It’s been kind of obvious since Hanjin assets have already been in the process of being sold off in recent weeks, but a South Korean court finally made it official yesterday: it will formally end Hanjin Shipping’s court receivership process in two weeks.

The implications of the ruling are that the Seoul court found that the South Korean shipping company, once the seventh largest in the world, is not a candidate for rehabilitation and that liquidation is the course that maks the most sense. The court was in reality stating the obvious as Hanjin assets were already undergoing liquidation.

But the formal announcement of bankruptcy will be made by the Seoul Central District Court on February 17, 2017, at which point the Hanjin legacy will be over.

An accounting firm engaged by the court estimated the liquidation value of the shipping line at $1.56 billion adding that the liquidation of the debt-saddled shipping line is “more economical” than attempting rehabilitation.

Hanjin, formed in 1977, was South Korea’s largest shipping company before it collapsed in August 2016 under a debt load of over $5 billion.

In recent weeks, Hanjin assets have been sold piecemeal, with Hyundai Merchant Marine snapping up Hanjin’s terminal in Algeciras, Spain, and a subsidiary of Mediterranean Shipping Company acquiring Hanjin’s stake in terminal operator TTI, which operates terminals at the ports of Long Beach and Seattle.
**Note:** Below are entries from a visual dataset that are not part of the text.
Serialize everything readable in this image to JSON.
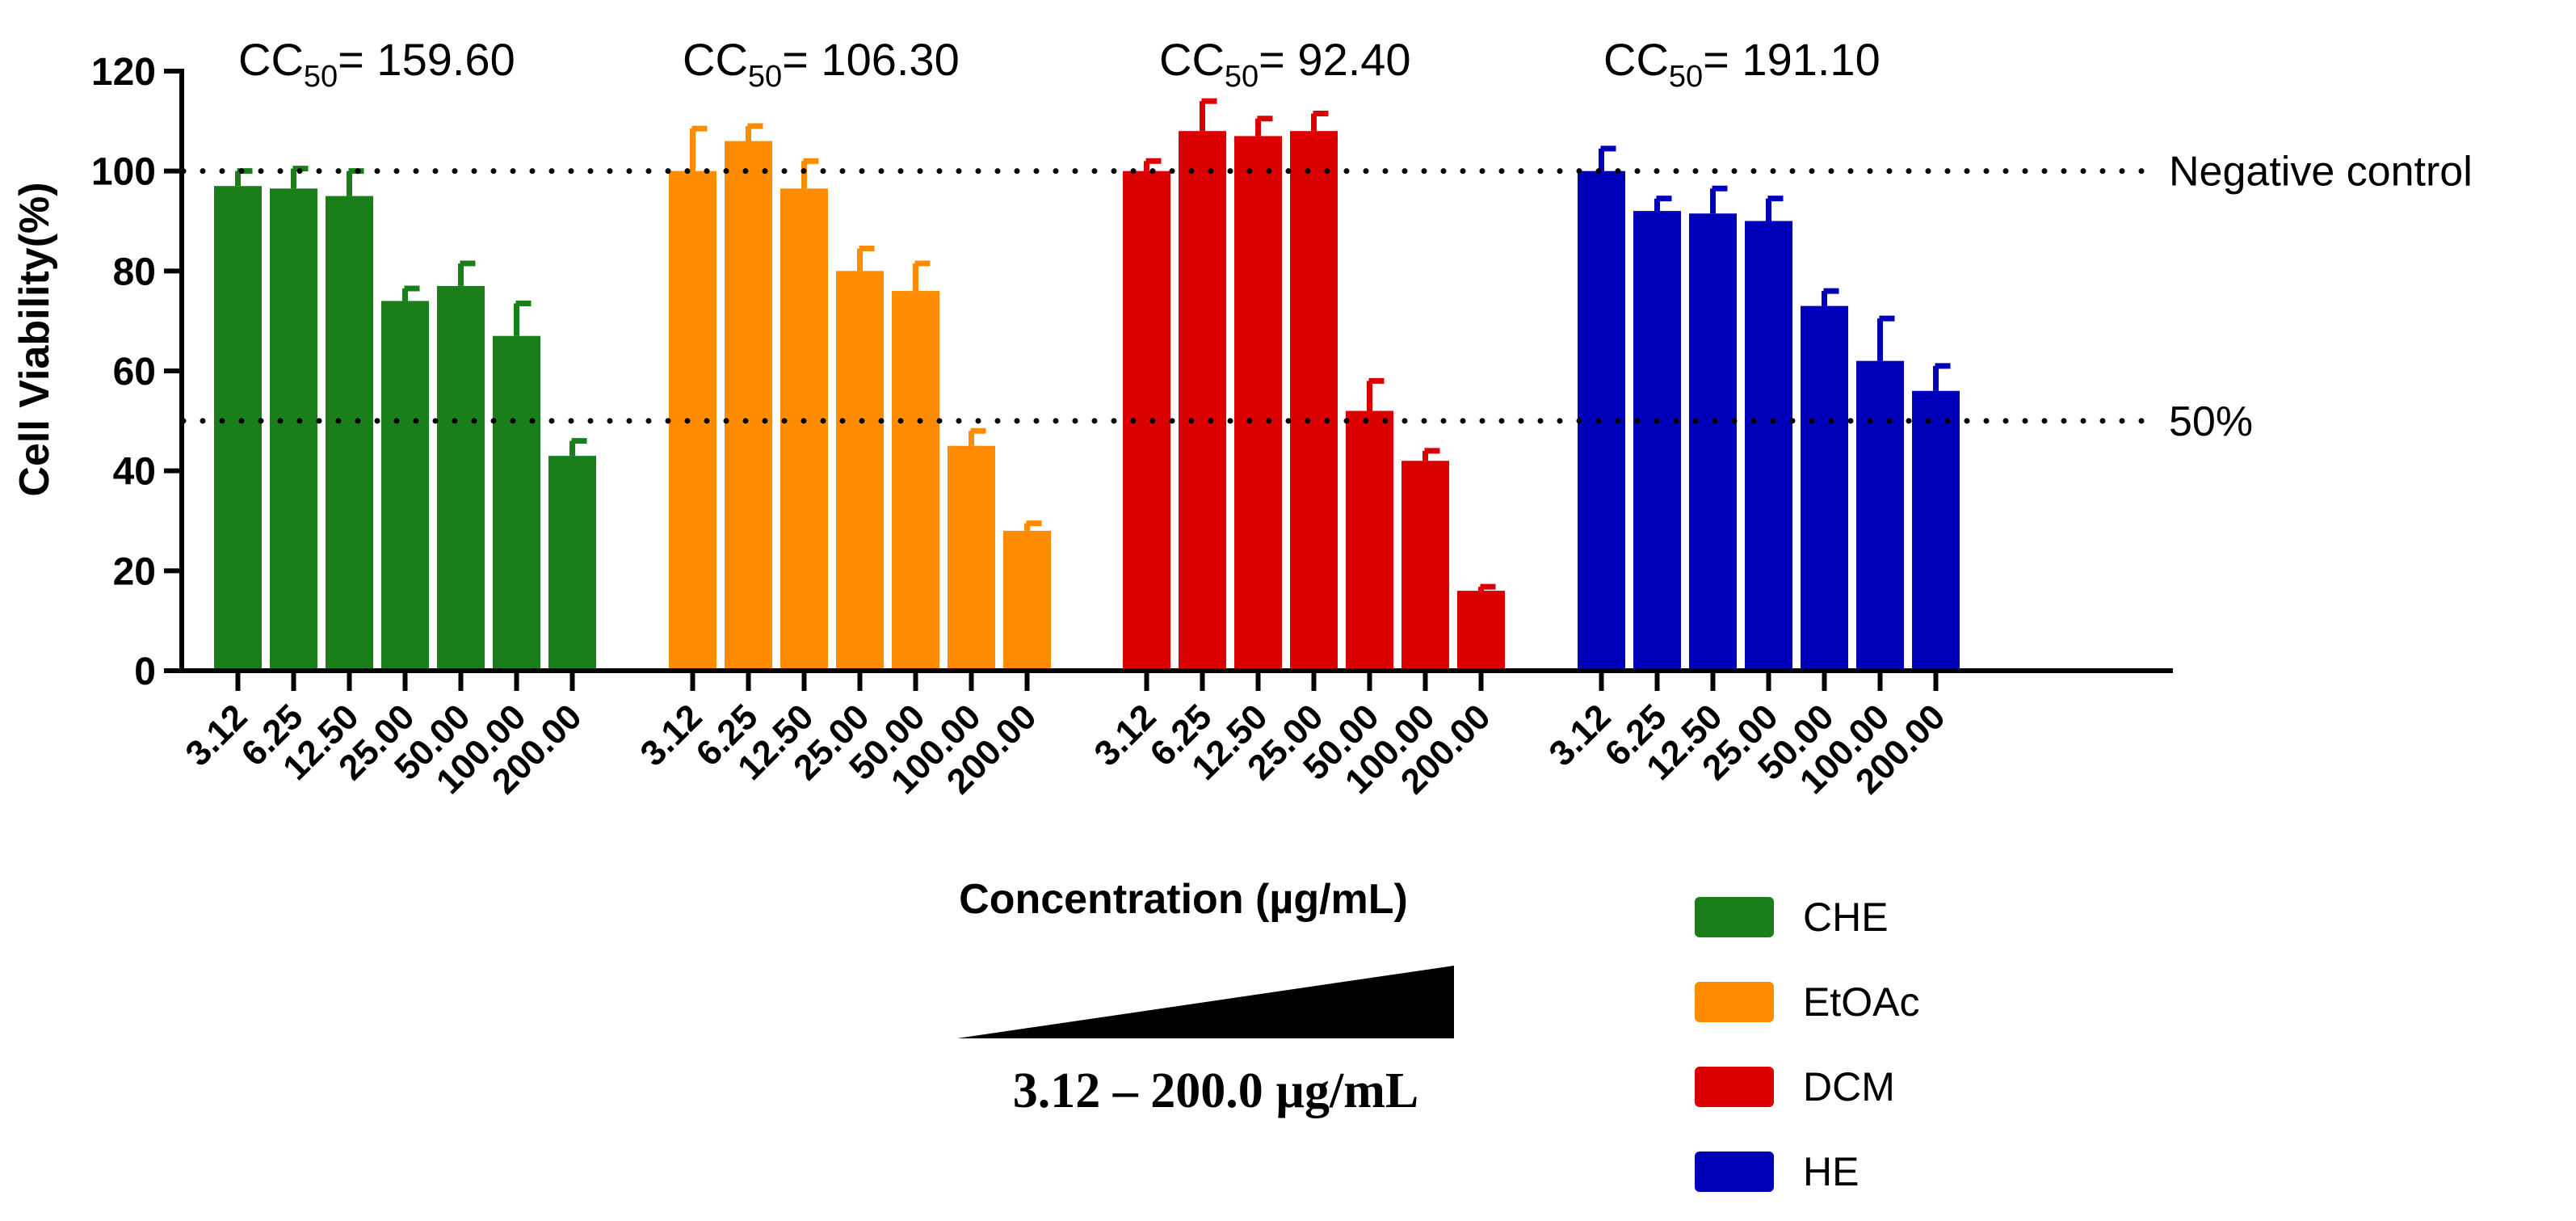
{
  "chart_data": {
    "type": "bar",
    "ylabel": "Cell Viability(%)",
    "xlabel": "Concentration (µg/mL)",
    "ylim": [
      0,
      120
    ],
    "yticks": [
      0,
      20,
      40,
      60,
      80,
      100,
      120
    ],
    "categories": [
      "3.12",
      "6.25",
      "12.50",
      "25.00",
      "50.00",
      "100.00",
      "200.00"
    ],
    "series": [
      {
        "name": "CHE",
        "color": "#1a7f1a",
        "values": [
          97,
          96.5,
          95,
          74,
          77,
          67,
          43
        ],
        "errors": [
          3,
          4,
          5,
          2.5,
          4.5,
          6.5,
          3
        ],
        "cc50_label": "CC",
        "cc50_sub": "50",
        "cc50_value": "= 159.60"
      },
      {
        "name": "EtOAc",
        "color": "#ff8c00",
        "values": [
          100,
          106,
          96.5,
          80,
          76,
          45,
          28
        ],
        "errors": [
          8.5,
          3,
          5.5,
          4.5,
          5.5,
          3,
          1.5
        ],
        "cc50_label": "CC",
        "cc50_sub": "50",
        "cc50_value": "= 106.30"
      },
      {
        "name": "DCM",
        "color": "#dd0000",
        "values": [
          100,
          108,
          107,
          108,
          52,
          42,
          16
        ],
        "errors": [
          2,
          6,
          3.5,
          3.5,
          6,
          2,
          0.8
        ],
        "cc50_label": "CC",
        "cc50_sub": "50",
        "cc50_value": "= 92.40"
      },
      {
        "name": "HE",
        "color": "#0000bb",
        "values": [
          100,
          92,
          91.5,
          90,
          73,
          62,
          56
        ],
        "errors": [
          4.5,
          2.5,
          5,
          4.5,
          3,
          8.5,
          5
        ],
        "cc50_label": "CC",
        "cc50_sub": "50",
        "cc50_value": "= 191.10"
      }
    ],
    "reference_lines": [
      {
        "value": 100,
        "label": "Negative control"
      },
      {
        "value": 50,
        "label": "50%"
      }
    ],
    "gradient_label": "3.12 – 200.0 µg/mL",
    "legend_position": "bottom-right"
  }
}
The latter transaction required intervention of the a US bankruptcy court in New Jersey, which consulted with its counterpart in Seoul before approving the deal.
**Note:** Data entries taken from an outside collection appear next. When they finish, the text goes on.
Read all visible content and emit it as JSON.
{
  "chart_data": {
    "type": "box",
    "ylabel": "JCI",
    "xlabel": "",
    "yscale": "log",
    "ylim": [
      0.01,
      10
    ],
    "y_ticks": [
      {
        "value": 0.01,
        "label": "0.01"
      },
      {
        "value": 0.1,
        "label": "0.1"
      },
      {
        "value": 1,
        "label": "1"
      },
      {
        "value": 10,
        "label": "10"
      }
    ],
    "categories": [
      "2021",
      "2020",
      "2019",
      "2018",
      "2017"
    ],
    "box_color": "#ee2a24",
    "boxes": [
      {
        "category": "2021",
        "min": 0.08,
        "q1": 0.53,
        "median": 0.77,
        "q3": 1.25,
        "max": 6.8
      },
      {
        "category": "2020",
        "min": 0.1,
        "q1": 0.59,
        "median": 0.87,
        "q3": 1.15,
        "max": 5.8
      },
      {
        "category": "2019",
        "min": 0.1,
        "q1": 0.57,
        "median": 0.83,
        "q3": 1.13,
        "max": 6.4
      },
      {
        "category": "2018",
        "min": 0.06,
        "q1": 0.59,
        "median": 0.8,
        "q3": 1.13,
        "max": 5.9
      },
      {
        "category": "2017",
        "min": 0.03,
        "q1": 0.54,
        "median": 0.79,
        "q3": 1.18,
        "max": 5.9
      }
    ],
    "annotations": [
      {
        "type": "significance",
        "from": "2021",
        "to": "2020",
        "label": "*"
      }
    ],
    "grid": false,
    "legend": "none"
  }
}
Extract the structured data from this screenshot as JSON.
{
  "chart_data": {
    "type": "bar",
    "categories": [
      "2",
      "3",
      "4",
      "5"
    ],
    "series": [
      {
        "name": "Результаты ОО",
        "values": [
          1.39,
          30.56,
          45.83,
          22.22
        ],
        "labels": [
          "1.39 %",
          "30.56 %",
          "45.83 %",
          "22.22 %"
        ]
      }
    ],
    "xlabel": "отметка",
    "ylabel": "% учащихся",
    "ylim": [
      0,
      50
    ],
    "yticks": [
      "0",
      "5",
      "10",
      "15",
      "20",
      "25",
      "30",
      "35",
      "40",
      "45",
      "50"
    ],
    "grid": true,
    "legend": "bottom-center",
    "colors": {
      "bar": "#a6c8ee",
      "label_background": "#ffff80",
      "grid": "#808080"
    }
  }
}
Drewry, the global maritime consultancy, estimates that 31 of 98 ex-Hanjin ships have found sold, fetching a total of $460 million. The rest of the fleet, with an estimated capacity of 460,000 TEU, remain idle. Hanjin’s demise in August had an immediate impact on the growing idle containership fleet, which surged, according to Drewry, from 904,000 TEU in mid-August to 1.7 million TEU in mid-November.